Le Raad van State a décidé de surseoir à statuer pour poser plusieurs questions préjudicielles à la Cour de justice de l’Union européenne sur l’interprétation du droit. La juridiction de renvoi s’interroge sur l’application de la directive 2004/38 et de l’article 21 du Traité sur le fonctionnement de l’Union européenne aux membres de la famille. Elle souhaite savoir si un droit de séjour peut être reconnu au conjoint étranger lorsque le citoyen revient dans son État d’origine après un séjour effectif. La Cour devait ainsi préciser les conditions de durée et d’installation nécessaires pour que naisse un droit de séjour dérivé au profit du ressortissant tiers.
La Cour de justice affirme que l’article 21 du Traité impose l’octroi d’un droit de séjour dérivé si le séjour préalable présentait une effectivité suffisante. Elle précise que « l’effet utile des droits que le citoyen de l’Union tire de l’article 21 exige que la vie de famille puisse être poursuivie ». Cette protection vise à éviter qu’un citoyen ne soit dissuadé d’exercer sa liberté de circulation par la crainte de ne pouvoir maintenir son noyau familial. L’analyse portera d’abord sur l’application par analogie de la directive avant d’étudier l’exigence d’un séjour effectif comme condition de consolidation de la vie familiale.

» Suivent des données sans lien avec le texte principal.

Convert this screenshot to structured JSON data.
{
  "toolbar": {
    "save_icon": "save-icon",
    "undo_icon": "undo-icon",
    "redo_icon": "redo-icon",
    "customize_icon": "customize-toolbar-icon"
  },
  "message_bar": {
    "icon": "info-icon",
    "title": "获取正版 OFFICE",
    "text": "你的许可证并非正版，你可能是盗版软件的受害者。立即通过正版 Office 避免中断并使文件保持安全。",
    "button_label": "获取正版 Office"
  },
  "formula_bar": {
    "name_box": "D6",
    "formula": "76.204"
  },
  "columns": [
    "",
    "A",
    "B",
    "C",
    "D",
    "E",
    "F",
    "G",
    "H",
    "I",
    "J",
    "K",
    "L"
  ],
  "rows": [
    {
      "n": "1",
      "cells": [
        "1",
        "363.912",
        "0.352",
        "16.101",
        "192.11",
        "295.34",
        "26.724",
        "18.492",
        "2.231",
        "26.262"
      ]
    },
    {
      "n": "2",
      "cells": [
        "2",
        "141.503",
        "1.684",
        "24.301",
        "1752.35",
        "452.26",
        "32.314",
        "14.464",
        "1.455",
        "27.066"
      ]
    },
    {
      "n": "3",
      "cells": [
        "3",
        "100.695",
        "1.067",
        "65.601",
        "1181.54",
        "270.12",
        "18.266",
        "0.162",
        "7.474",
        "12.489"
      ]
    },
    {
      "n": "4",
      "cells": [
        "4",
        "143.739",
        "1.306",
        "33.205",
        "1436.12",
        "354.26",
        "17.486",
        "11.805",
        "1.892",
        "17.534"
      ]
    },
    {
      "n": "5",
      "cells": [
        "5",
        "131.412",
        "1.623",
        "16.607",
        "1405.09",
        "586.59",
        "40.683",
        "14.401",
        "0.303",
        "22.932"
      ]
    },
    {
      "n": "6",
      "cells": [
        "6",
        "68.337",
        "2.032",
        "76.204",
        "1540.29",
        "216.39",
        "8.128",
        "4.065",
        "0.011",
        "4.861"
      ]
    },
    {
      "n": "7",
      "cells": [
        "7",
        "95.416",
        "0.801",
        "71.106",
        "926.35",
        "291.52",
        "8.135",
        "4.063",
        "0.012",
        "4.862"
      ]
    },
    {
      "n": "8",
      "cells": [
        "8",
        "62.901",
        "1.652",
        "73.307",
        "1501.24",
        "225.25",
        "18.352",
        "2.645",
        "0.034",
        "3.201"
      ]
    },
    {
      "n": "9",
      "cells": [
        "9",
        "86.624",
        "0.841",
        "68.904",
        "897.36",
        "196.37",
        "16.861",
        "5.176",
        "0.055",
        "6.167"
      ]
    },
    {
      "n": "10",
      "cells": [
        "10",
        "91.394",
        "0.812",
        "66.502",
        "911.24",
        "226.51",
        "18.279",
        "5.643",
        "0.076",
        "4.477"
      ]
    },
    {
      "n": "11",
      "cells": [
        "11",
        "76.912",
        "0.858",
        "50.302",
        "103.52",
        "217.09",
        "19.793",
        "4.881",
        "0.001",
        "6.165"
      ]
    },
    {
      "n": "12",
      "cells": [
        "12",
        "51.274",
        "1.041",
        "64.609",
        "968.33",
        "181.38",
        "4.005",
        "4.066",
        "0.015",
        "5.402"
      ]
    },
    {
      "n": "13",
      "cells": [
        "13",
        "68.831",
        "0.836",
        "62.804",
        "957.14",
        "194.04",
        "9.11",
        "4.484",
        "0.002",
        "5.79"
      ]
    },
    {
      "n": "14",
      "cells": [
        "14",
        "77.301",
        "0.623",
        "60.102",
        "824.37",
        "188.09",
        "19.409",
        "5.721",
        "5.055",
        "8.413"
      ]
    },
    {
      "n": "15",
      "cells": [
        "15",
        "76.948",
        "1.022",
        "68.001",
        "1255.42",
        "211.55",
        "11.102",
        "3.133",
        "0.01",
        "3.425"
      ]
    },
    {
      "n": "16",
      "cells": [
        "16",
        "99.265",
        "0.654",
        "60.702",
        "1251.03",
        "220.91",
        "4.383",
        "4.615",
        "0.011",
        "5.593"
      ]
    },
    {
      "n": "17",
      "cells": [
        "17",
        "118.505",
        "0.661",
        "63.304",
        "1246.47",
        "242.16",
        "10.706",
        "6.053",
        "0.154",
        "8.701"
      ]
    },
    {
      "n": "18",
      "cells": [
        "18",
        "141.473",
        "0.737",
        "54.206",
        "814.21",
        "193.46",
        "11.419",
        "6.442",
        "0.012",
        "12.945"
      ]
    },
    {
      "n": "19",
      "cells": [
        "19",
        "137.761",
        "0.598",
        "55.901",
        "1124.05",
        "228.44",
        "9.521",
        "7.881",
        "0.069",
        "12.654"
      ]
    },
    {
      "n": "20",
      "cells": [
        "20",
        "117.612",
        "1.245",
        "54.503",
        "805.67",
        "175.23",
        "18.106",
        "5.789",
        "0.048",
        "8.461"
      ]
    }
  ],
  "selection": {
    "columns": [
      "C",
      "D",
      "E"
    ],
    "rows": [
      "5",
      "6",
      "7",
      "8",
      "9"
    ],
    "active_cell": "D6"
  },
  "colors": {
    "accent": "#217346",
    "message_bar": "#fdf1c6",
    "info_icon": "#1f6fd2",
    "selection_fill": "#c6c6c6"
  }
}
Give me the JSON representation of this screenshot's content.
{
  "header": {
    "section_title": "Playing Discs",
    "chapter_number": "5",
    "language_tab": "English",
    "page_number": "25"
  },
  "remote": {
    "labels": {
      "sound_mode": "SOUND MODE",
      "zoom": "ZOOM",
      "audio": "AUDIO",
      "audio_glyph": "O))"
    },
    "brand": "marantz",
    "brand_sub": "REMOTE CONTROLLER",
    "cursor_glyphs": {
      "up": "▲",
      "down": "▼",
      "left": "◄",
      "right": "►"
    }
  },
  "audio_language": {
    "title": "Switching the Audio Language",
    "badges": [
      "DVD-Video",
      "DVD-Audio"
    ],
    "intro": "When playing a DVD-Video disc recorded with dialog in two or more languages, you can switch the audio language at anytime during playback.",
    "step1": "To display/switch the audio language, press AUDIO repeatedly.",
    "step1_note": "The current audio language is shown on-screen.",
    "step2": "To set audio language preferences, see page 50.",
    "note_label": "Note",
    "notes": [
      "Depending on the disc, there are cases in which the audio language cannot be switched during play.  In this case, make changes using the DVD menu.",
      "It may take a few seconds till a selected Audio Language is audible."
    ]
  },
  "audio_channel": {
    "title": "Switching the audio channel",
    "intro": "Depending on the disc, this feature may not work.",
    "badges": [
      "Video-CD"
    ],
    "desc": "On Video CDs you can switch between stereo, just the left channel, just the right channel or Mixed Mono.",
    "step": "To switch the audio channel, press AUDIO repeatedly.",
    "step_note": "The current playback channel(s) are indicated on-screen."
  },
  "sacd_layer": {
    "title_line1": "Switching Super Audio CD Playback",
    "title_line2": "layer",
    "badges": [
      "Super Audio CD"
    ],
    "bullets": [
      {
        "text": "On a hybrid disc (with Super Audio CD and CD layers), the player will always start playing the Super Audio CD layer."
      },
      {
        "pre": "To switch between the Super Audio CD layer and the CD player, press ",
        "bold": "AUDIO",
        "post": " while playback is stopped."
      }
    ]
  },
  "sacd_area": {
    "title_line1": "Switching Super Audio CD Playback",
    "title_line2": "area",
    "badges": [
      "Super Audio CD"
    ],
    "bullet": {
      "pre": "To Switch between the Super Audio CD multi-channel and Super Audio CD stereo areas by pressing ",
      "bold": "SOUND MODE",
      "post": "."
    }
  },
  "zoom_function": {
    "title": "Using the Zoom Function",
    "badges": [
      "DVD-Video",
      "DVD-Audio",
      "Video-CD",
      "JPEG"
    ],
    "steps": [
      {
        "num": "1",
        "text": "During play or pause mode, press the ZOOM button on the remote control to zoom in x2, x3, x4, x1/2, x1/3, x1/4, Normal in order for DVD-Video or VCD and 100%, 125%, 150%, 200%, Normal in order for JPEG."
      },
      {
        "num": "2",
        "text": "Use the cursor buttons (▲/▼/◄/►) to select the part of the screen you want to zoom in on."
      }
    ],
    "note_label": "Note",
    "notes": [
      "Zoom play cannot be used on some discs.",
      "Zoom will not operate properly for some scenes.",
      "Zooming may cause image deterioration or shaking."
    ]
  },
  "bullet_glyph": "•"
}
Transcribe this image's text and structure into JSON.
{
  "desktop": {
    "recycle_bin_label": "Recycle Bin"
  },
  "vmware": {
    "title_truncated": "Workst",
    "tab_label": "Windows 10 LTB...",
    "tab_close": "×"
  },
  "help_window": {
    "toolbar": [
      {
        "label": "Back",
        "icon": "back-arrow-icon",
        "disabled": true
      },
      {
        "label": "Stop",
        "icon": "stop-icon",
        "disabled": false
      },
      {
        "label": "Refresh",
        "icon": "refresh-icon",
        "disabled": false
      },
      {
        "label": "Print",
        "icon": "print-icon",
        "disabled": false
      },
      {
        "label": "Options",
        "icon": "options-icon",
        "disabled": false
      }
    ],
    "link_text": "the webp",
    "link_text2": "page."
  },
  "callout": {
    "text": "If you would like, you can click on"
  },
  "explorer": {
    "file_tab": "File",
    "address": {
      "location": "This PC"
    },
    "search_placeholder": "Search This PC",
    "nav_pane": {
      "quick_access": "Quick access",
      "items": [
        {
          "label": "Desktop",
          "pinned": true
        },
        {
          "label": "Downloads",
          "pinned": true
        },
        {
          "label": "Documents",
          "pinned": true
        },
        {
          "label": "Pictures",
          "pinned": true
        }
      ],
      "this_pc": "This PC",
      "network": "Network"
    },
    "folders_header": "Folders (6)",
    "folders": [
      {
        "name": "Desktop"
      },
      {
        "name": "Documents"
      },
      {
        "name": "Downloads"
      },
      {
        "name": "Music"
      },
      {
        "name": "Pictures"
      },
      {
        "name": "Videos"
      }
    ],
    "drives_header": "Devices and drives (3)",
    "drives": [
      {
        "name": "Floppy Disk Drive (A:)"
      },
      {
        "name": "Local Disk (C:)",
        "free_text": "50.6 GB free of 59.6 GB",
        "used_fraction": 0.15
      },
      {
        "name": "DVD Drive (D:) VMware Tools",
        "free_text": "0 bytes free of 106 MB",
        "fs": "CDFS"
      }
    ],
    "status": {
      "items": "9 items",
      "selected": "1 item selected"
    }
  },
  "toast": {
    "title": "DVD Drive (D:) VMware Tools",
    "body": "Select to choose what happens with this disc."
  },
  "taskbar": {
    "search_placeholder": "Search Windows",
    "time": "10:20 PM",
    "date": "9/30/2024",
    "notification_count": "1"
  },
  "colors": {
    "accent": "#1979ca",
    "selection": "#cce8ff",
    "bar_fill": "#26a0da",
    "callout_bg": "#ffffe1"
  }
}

I. L’application par analogie de la directive lors du retour dans l’État d’origine
A. L’inapplicabilité formelle de la directive au profit du droit primaire
La Cour rappelle d’emblée que les dispositions de la directive 2004/38 ne permettent pas de fonder un droit de séjour dérivé dans l’État membre d’origine. Les textes visent uniquement le citoyen qui « se rend ou séjourne dans un État membre autre que celui dont il a la nationalité » selon l’article 3. En l’espèce, le droit au séjour des membres de la famille ne peut donc pas être puisé directement dans les dispositions de ce texte de droit dérivé. La juridiction souligne que cette directive a pour seul objet de régir les conditions d’entrée et de séjour des citoyens dans d’autres États membres européens.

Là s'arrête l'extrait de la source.